Políticas de saúde para o campo também foi tema das discussões.
Talita Rodrigues - EPSJV/Fiocruz | 07/07/2010 08h00 - Atualizado em 01/07/2022 09h47


Um modelo de desenvolvimento sustentável e viável economicamente em contraponto ao modelo baseado no agronegócio é a alternativa apontada pelos movimentos sociais para promover o desenvolvimento econômico com justiça social. O assunto foi tema da mesa-redonda ‘Modelos de Desenvolvimento e Saúde das Populações do Campo’ promovida pela Escola Politécnica de Saúde Joaquim Venâncio (EPSJV) no dia 6 de julho. A atividade fez parte do Curso de Especialização Técnica em Políticas Públicas em Saúde para a População do Campo, do qual estão participando, na primeira etapa, 32 educandos, integrantes de movimentos sociais. “Precisamos de um modelo que respeite mais o desenvolvimento do planeta e o primeiro passo é respeitar nossas necessidades. A agroecologia, com a produção de alimentos saudáveis,  tem papel fundamental nesse novo modelo”, defendeu o professor da Universidade de Brasília (UnB), Fernando Carneiro.

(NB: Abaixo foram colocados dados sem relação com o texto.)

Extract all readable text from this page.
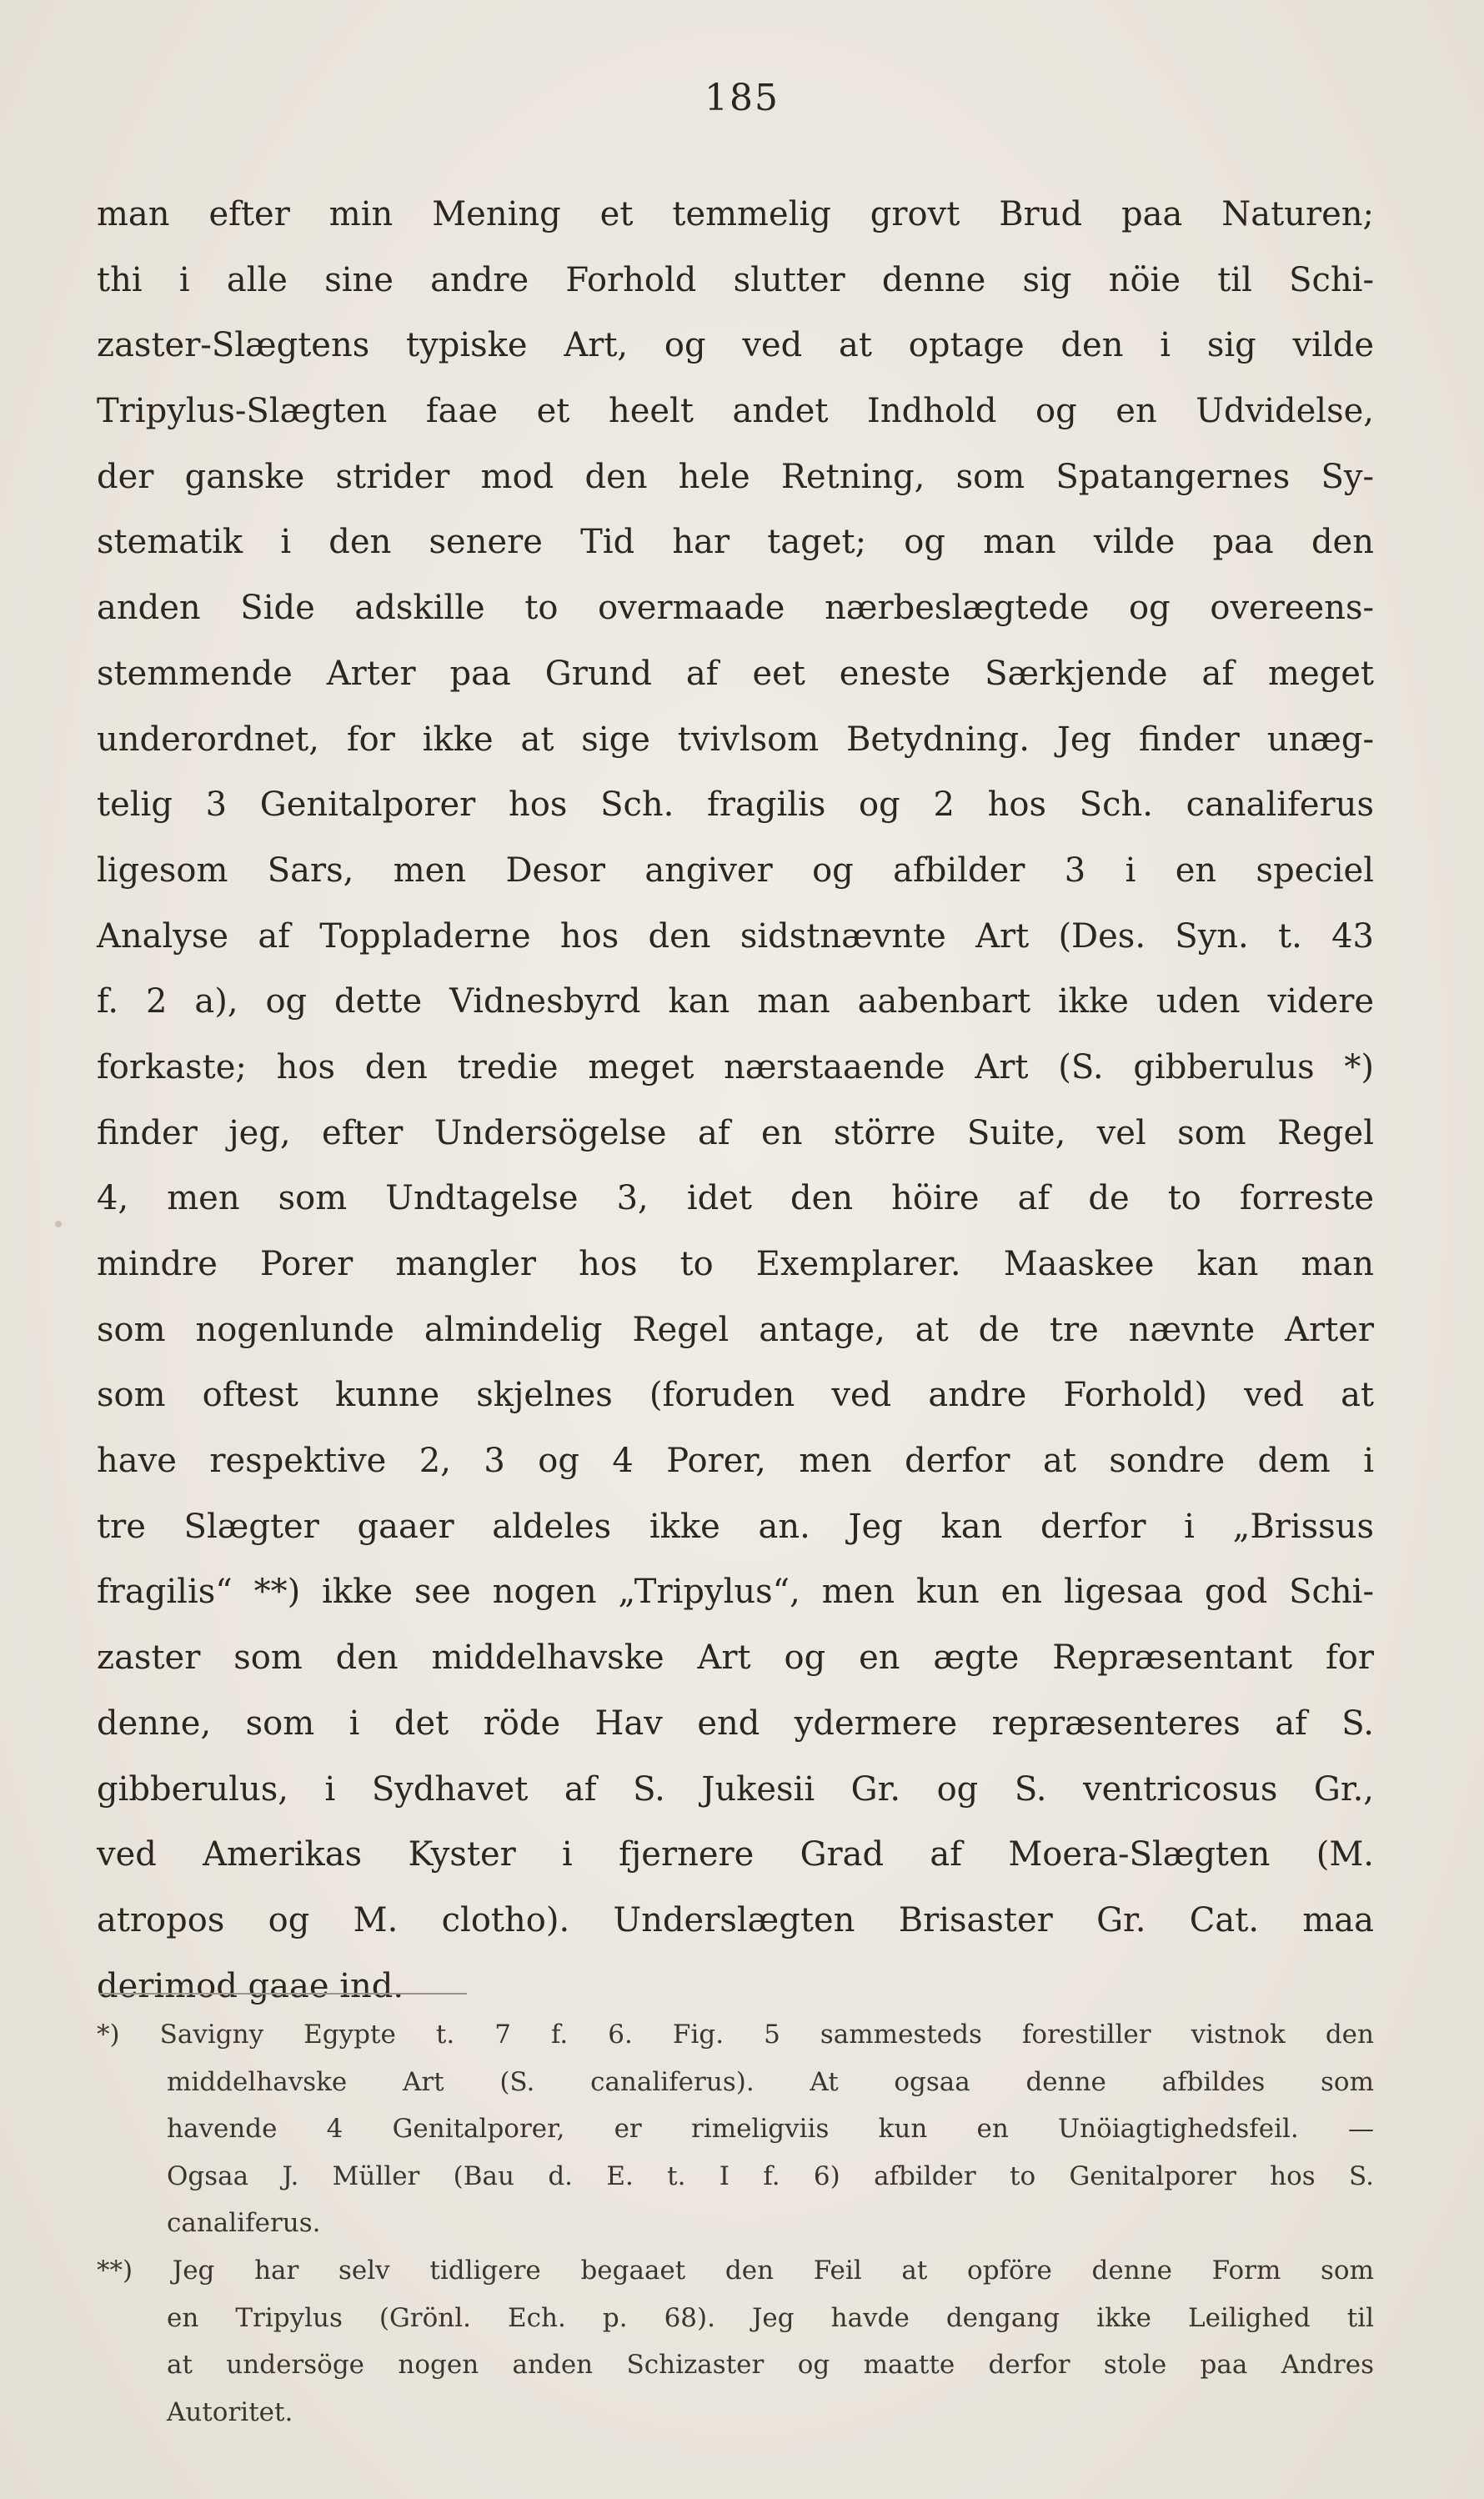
185
man efter min Mening et temmelig grovt Brud paa Naturen;
thi i alle sine andre Forhold slutter denne sig nöie til Schi-
zaster-Slægtens typiske Art, og ved at optage den i sig vilde
Tripylus-Slægten faae et heelt andet Indhold og en Udvidelse,
der ganske strider mod den hele Retning, som Spatangernes Sy-
stematik i den senere Tid har taget; og man vilde paa den
anden Side adskille to overmaade nærbeslægtede og overeens-
stemmende Arter paa Grund af eet eneste Særkjende af meget
underordnet, for ikke at sige tvivlsom Betydning. Jeg finder unæg-
telig 3 Genitalporer hos Sch. fragilis og 2 hos Sch. canaliferus
ligesom Sars, men Desor angiver og afbilder 3 i en speciel
Analyse af Toppladerne hos den sidstnævnte Art (Des. Syn. t. 43
f. 2 a), og dette Vidnesbyrd kan man aabenbart ikke uden videre
forkaste; hos den tredie meget nærstaaende Art (S. gibberulus *)
finder jeg, efter Undersögelse af en större Suite, vel som Regel
4, men som Undtagelse 3, idet den höire af de to forreste
mindre Porer mangler hos to Exemplarer. Maaskee kan man
som nogenlunde almindelig Regel antage, at de tre nævnte Arter
som oftest kunne skjelnes (foruden ved andre Forhold) ved at
have respektive 2, 3 og 4 Porer, men derfor at sondre dem i
tre Slægter gaaer aldeles ikke an. Jeg kan derfor i „Brissus
fragilis“ **) ikke see nogen „Tripylus“, men kun en ligesaa god Schi-
zaster som den middelhavske Art og en ægte Repræsentant for
denne, som i det röde Hav end ydermere repræsenteres af S.
gibberulus, i Sydhavet af S. Jukesii Gr. og S. ventricosus Gr.,
ved Amerikas Kyster i fjernere Grad af Moera-Slægten (M.
atropos og M. clotho). Underslægten Brisaster Gr. Cat. maa
derimod gaae ind.
*) Savigny Egypte t. 7 f. 6. Fig. 5 sammesteds forestiller vistnok den
middelhavske Art (S. canaliferus). At ogsaa denne afbildes som
havende 4 Genitalporer, er rimeligviis kun en Unöiagtighedsfeil. —
Ogsaa J. Müller (Bau d. E. t. I f. 6) afbilder to Genitalporer hos S.
canaliferus.
**) Jeg har selv tidligere begaaet den Feil at opföre denne Form som
en Tripylus (Grönl. Ech. p. 68). Jeg havde dengang ikke Leilighed til
at undersöge nogen anden Schizaster og maatte derfor stole paa Andres
Autoritet.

O novo modelo defendido pelos movimentos sociais busca reduzir os impactos do agronegócio. “Além do agronegócio, temos também o hidronegócio. Nosso litoral está sendo privatizado por grandes empresas transnacionais e nossos biomas e ecossistemas estão sendo destruídos”, ressaltou Fernando. “O modelo atual é o da modernização agrícola conservadora, que foi iniciado com a ditadura militar. O país deu um salto de produtividade sem fazer Reforma Agrária, com a ajuda do capital financeiro, dos latifúndios e das indústrias química, de sementes e mecânica”, disse.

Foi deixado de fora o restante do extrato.